Homicides, specifically, are complex investigations that involve members from multiple areas of the police force, with additional police work that goes beyond the prosecution, from witness management to victim management.

“While we’re working on these complex homicide investigations, we are not necessarily staffed appropriately to be able to handle some of the other things we are hearing from the community,” he said.

The community has called for more police presence and it is difficult to meet these expectations when the organization is stretched to its limit, investigating crimes or attending mental health calls that involve violence, all set against an opioid crisis.

The organization received approval to hire 24 new officers over the next three years, 10 of whom were to have joined the police force by the end of the fall. But Pedersen said it doesn’t go far enough to address the real needs of the organization.

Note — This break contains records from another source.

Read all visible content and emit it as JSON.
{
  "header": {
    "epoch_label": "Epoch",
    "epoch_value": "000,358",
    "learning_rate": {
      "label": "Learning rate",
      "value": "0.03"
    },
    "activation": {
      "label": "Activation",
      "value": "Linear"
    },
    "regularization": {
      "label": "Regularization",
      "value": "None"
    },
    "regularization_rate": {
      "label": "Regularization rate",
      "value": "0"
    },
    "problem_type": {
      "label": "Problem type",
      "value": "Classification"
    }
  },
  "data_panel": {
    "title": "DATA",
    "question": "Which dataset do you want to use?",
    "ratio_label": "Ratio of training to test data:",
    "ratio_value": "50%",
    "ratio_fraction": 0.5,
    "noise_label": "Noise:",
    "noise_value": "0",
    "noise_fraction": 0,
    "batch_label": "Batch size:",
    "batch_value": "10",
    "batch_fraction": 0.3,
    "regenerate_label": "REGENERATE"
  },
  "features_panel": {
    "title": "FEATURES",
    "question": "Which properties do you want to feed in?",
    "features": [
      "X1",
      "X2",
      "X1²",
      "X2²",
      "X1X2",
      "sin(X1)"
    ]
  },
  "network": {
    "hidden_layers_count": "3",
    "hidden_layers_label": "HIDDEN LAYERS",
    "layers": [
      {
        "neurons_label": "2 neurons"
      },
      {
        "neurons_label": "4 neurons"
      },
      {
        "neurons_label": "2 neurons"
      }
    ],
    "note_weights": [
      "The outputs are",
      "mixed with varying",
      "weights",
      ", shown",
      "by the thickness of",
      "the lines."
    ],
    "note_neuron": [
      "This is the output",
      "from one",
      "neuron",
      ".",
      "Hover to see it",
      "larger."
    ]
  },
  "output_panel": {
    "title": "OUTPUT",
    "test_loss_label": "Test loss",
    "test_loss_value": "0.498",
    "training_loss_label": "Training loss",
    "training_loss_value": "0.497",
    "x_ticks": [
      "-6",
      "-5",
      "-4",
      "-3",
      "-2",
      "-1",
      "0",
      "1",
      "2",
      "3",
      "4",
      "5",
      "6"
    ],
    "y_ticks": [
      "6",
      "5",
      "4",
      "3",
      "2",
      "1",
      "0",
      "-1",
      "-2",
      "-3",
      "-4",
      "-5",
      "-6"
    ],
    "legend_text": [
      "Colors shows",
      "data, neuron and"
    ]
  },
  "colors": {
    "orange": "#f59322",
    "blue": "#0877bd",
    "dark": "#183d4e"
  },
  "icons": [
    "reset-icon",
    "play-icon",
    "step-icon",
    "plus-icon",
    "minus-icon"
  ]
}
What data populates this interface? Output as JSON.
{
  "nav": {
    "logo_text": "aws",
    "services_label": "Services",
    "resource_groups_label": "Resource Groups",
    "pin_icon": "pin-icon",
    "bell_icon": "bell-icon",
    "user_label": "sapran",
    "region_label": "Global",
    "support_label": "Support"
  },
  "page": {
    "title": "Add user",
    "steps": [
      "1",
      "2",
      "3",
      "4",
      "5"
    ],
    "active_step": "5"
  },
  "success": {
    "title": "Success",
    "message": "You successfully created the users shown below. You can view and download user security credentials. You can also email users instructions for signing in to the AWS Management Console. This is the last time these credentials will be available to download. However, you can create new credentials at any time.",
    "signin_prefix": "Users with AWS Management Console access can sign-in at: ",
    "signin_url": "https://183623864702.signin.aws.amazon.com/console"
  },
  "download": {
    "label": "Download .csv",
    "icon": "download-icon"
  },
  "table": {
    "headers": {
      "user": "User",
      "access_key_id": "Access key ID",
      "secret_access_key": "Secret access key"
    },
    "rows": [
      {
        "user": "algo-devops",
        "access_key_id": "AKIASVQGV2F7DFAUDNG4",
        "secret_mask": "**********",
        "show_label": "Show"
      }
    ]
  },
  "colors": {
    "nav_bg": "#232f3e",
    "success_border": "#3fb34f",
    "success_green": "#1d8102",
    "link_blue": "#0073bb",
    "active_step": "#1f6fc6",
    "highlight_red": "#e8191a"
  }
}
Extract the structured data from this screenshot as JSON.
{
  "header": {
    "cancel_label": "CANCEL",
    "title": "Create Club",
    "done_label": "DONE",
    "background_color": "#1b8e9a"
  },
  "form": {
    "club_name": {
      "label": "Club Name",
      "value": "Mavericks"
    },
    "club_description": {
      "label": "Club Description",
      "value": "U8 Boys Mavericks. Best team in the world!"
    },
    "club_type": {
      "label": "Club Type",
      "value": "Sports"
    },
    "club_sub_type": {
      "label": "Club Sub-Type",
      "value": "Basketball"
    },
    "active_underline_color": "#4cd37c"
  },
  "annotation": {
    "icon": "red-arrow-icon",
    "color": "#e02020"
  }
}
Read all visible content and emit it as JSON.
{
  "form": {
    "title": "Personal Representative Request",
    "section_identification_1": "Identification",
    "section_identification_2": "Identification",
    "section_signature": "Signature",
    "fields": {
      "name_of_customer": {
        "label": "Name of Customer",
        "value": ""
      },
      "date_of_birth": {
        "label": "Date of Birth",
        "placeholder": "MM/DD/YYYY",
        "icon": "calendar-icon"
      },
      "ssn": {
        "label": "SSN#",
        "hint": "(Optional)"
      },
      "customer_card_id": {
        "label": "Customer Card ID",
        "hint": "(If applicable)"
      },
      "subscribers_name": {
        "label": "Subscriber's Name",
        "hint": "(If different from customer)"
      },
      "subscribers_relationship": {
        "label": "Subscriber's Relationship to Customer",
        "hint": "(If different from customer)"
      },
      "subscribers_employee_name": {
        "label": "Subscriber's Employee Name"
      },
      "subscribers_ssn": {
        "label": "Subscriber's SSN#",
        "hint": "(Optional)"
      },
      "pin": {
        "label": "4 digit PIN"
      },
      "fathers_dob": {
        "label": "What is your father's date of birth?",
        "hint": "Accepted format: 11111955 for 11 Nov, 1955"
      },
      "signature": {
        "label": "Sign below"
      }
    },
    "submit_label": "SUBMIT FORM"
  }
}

“Quite frankly, that just helps us backfill those that are not able to be operationally deployed,” he explained. “We are dealing significantly with absences due to leaves, approved parental and maternity leaves, mental wellness leaves, physical injury leaves.”

Plus, he said, when officers attend essential training and professional development courses, they are pulled off the streets.

“This enhancement of staffing is really just bringing us up to real-time staffing levels,” he said, adding that there are specific areas within the organization that need more staff. For example, he said, the police service has only four forensic identification staff members and its 911 emergency centre consists of a small team of six to eight people who answer up to 60,000 calls a year.

In the end, Pedersen said the whole community needs to work together to fight crime. Simple acts like locking doors will help decrease theft incidents, he said. In addition, a multi-government level approach to address the opioid crisis is crucial and will help to combat street-level and organized crime.